OBJECTIVE: To examine adiposity in relation to breastfeeding using longitudinal analysis in an Australian birth cohort. STUDY DESIGN: Repeated surveys from 16 weeks gestation to 8 years in a cohort (N = 2087) recruited through antenatal clinics. Overweight was defined by National Center for Health Statistics 95th percentiles for weight-for-length at 1 year and body mass index (BMI) at 3, 6, and 8 years. Overweight was examined using Generalized Estimating Equations with results summarized as OR. BMI Z scores were analyzed in mixed models. RESULTS: At 1 year, infants breastfed >12 months were the leanest group (mean Z score -0.16, 95% CL -0.28, -0.04; not breastfed 0.16, 95% CL 0.02, 0.29; breastfed < or = 4 months 0.31, 95% CL 0.22, 0.40; 5-8 months 0.17, 95% CL 0.06, 0.27; 9-12 months 0.11, 95% CL 0.01, 0.22). From 1 to 8 years, children breastfed < or = 4 months had the greatest risk of overweight (OR 1.29, 95% CL 0.89, 1.97) and the highest prevalence of maternal obesity, smoking, and lower education. CONCLUSIONS: Infants breastfed >12 months were leaner at 1 year but not at 8 years. Breastfeeding < or = 4 months was associated with greatest risk of overweight and adverse maternal lifestyle. Familial factors may modify associations between breastfeeding and adiposity beyond infancy.

Indicators of fetal growth do not independently predict blood pressure in 8-year-old Australians: a prospective cohort study.

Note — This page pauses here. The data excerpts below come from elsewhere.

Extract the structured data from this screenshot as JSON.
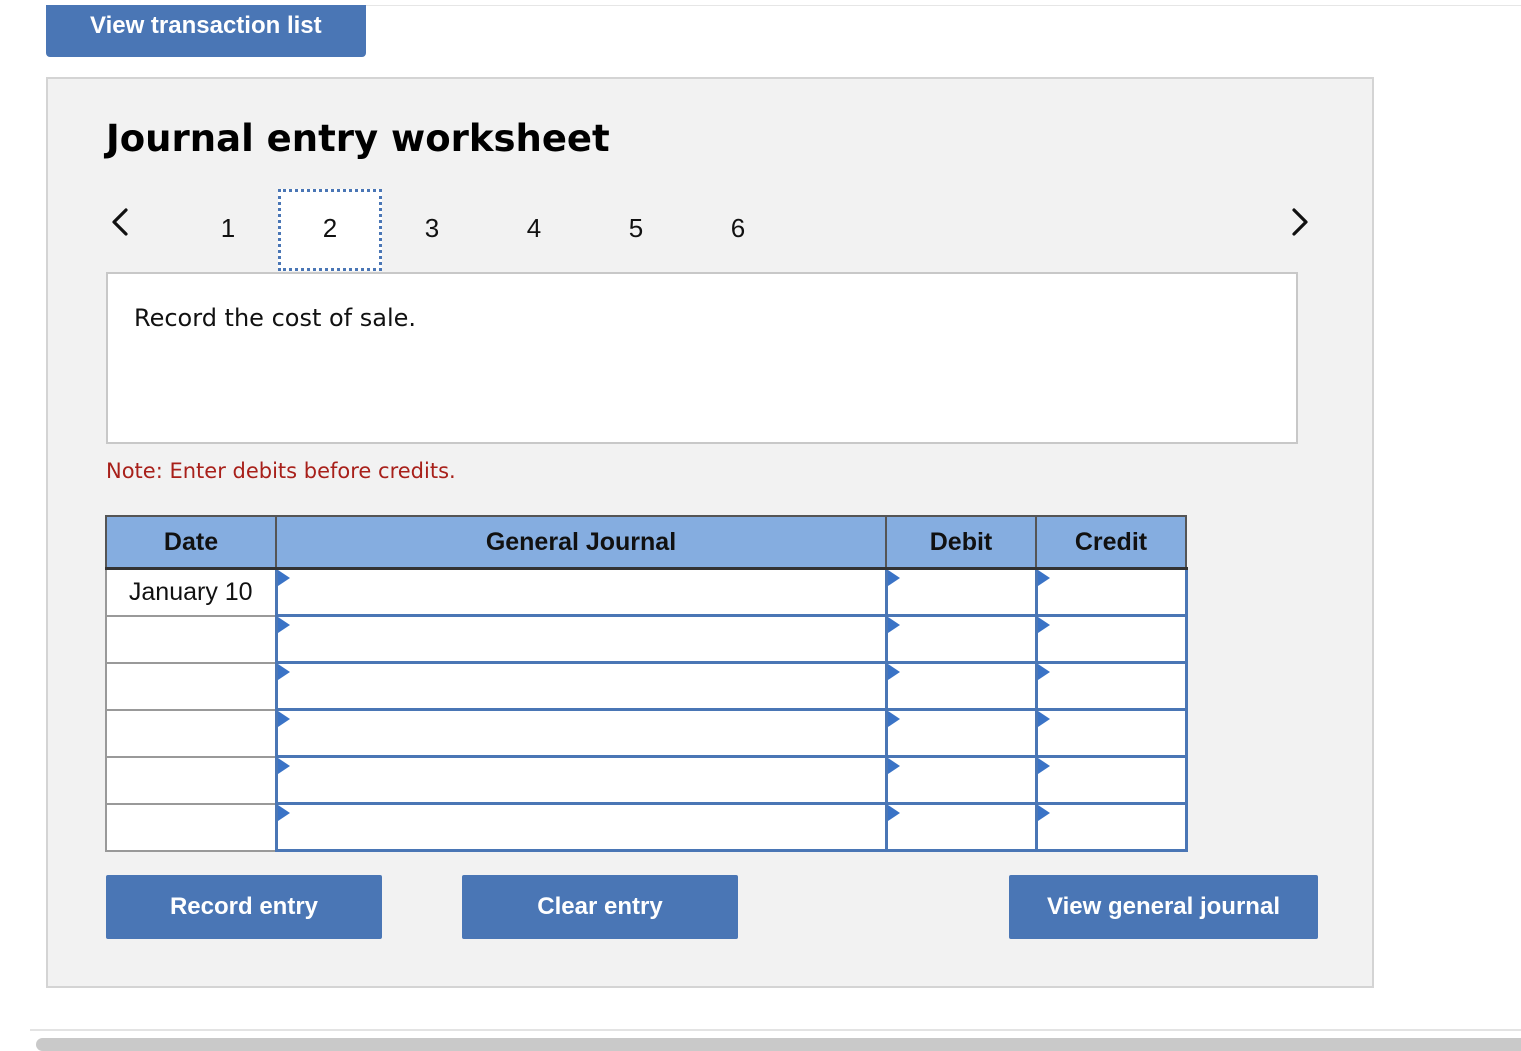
{
  "header": {
    "view_transaction_list_label": "View transaction list"
  },
  "worksheet": {
    "title": "Journal entry worksheet",
    "pager": {
      "prev_icon": "chevron-left-icon",
      "next_icon": "chevron-right-icon",
      "pages": [
        "1",
        "2",
        "3",
        "4",
        "5",
        "6"
      ],
      "active_page": "2"
    },
    "prompt": "Record the cost of sale.",
    "note": "Note: Enter debits before credits.",
    "table": {
      "columns": [
        "Date",
        "General Journal",
        "Debit",
        "Credit"
      ],
      "rows": [
        {
          "date": "January 10",
          "account": "",
          "debit": "",
          "credit": ""
        },
        {
          "date": "",
          "account": "",
          "debit": "",
          "credit": ""
        },
        {
          "date": "",
          "account": "",
          "debit": "",
          "credit": ""
        },
        {
          "date": "",
          "account": "",
          "debit": "",
          "credit": ""
        },
        {
          "date": "",
          "account": "",
          "debit": "",
          "credit": ""
        },
        {
          "date": "",
          "account": "",
          "debit": "",
          "credit": ""
        }
      ]
    },
    "buttons": {
      "record_entry": "Record entry",
      "clear_entry": "Clear entry",
      "view_general_journal": "View general journal"
    }
  },
  "colors": {
    "button_blue": "#4a76b5",
    "header_blue": "#85ade0",
    "note_red": "#a8201a",
    "panel_gray": "#f2f2f2"
  }
}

Inverse associations between size at birth and blood pressure (BP) in later life are commonly statistically significant only after adjustment for current size, consistent with change in size as the determinant. Few studies have been prospective or have included a range of potential confounders. Using regression models, including maternal and demographic variables, we examined associations between size at birth and BP in Australian children followed from week 16 of gestation to the age of 8 years. BP measurements were available from 1417 children born after 37 weeks gestation without congenital abnormalities. In models adjusted only for sex, the birthweight (BW), birth length, ponderal index, head circumference, chest circumference, abdominal girth, mid-arm circumference, triceps skinfold, placental weight, or BW/placental weight ratio did not significantly predict SBP in 8-year-olds. With adjustment for current size, associations were inverse but not statistically significant (regression coefficients: BW, -1.11; 95% confidence limits [CL], -2.22, 0.01; birth length, -0.25; 95% CL, -0.52, 0.24) and remained nonsignificant after adjustment for confounders. Current weight, height, or body mass index significantly predicted SBP and DBP (P<0.001) with differences of 8/4 mm Hg between upper and lower quartiles; effects were similar in infants with lower and higher BW. These findings are consistent with postnatal change in size as the major determinant of BP in 8-year-olds and are important in the context of the worldwide "epidemic" of obesity in childhood as a likely precursor of increasing rates of hypertension in adults.